Governments are gathering in Azerbaijan on Monday for talks on the climate that will test wealthy nations' commitment to funding poorer ones bearing the brunt of global warming. But concerns over Baku's human rights record and deep ties to fossil fuels have cast a heavy shadow over the UN’s crucial "finance Cop".

Cop29 is taking place as 2024 is expected to be declared the hottest year ever recorded.

The two-week event faces major challenges: Azerbaijan has announced plans to expand gas production, local activists have been jailed in a pre-summit crackdown, and nations remain sharply divided over who should pay the trillions needed to tackle climate impacts.

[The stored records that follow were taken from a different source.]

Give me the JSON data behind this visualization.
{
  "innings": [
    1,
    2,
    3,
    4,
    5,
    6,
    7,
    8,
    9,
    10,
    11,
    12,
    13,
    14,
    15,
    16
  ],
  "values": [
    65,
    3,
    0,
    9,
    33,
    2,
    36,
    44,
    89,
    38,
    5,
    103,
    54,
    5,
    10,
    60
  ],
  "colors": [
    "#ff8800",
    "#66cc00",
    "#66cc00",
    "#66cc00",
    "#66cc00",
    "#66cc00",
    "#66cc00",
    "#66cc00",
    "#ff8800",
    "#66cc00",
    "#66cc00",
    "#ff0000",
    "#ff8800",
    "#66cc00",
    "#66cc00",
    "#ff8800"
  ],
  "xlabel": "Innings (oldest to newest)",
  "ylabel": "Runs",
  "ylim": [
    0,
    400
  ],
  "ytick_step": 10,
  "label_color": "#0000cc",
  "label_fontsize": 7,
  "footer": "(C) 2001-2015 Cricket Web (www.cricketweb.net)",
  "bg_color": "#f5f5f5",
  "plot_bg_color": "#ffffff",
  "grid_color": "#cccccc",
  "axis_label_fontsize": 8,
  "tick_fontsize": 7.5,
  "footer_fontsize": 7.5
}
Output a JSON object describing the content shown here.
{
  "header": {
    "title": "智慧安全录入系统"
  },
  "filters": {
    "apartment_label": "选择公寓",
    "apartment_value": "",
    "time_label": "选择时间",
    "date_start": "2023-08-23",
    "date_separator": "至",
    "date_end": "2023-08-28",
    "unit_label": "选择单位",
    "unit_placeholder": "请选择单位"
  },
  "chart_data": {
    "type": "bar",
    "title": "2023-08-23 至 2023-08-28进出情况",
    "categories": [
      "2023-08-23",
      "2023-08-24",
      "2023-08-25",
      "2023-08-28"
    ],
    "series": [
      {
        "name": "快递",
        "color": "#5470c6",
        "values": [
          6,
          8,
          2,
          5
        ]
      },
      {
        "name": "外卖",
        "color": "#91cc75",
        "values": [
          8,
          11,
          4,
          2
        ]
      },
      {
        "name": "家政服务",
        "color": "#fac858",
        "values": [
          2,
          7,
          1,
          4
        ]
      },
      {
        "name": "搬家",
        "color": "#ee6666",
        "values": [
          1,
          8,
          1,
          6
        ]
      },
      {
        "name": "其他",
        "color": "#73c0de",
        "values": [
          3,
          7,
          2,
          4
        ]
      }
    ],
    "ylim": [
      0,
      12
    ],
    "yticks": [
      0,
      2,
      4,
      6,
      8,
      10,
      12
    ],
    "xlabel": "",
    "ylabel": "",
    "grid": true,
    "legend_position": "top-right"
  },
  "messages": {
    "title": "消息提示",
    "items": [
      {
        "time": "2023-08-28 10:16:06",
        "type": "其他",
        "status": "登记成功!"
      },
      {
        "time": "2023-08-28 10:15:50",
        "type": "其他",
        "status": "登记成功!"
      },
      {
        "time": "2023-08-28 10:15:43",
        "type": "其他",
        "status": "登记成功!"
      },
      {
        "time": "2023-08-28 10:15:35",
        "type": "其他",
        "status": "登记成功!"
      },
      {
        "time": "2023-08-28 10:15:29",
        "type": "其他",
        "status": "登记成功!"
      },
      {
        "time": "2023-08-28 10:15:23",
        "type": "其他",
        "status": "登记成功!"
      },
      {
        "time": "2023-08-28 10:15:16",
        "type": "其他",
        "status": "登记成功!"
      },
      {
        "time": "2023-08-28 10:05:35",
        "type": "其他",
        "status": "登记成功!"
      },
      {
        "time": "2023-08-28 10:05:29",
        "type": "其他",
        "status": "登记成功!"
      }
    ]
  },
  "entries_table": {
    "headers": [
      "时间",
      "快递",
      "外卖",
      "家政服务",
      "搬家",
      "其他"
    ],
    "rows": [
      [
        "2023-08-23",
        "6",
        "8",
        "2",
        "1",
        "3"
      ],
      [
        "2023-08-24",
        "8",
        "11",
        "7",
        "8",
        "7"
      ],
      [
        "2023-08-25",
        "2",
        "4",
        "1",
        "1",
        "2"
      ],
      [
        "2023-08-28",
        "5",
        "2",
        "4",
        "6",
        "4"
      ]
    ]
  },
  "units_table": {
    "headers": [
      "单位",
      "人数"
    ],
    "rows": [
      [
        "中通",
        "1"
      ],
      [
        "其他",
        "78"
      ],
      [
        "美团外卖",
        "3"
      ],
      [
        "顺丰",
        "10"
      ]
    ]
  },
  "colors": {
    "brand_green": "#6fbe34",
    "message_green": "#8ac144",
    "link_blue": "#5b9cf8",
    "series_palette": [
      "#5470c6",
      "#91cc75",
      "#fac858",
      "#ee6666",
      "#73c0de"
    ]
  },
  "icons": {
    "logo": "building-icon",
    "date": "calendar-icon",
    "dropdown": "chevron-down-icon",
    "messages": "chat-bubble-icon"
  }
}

What's undisputed, however, is that emissions are not being cut fast enough. United Nations estimates show the planet is on track for a catastrophic temperature rise of between 2.6C and 3.1C by 2100 – far above the safer 1.5C limit set in Paris in 2015.

The need for action is amplified by a looming February 2025 deadline for countries to update their Nationally Determined Contributions, or emissions reduction targets, under the Paris Agreement.

Without stronger commitments, the world faces rising sea levels, devastating heatwaves and worsening food insecurity.

Finance goal

Sitting at the top of the agenda is climate finance. The world must agree a new funding goal to replace the previous $100 billion annual target, which wealthy nations only met in 2022 – two years late.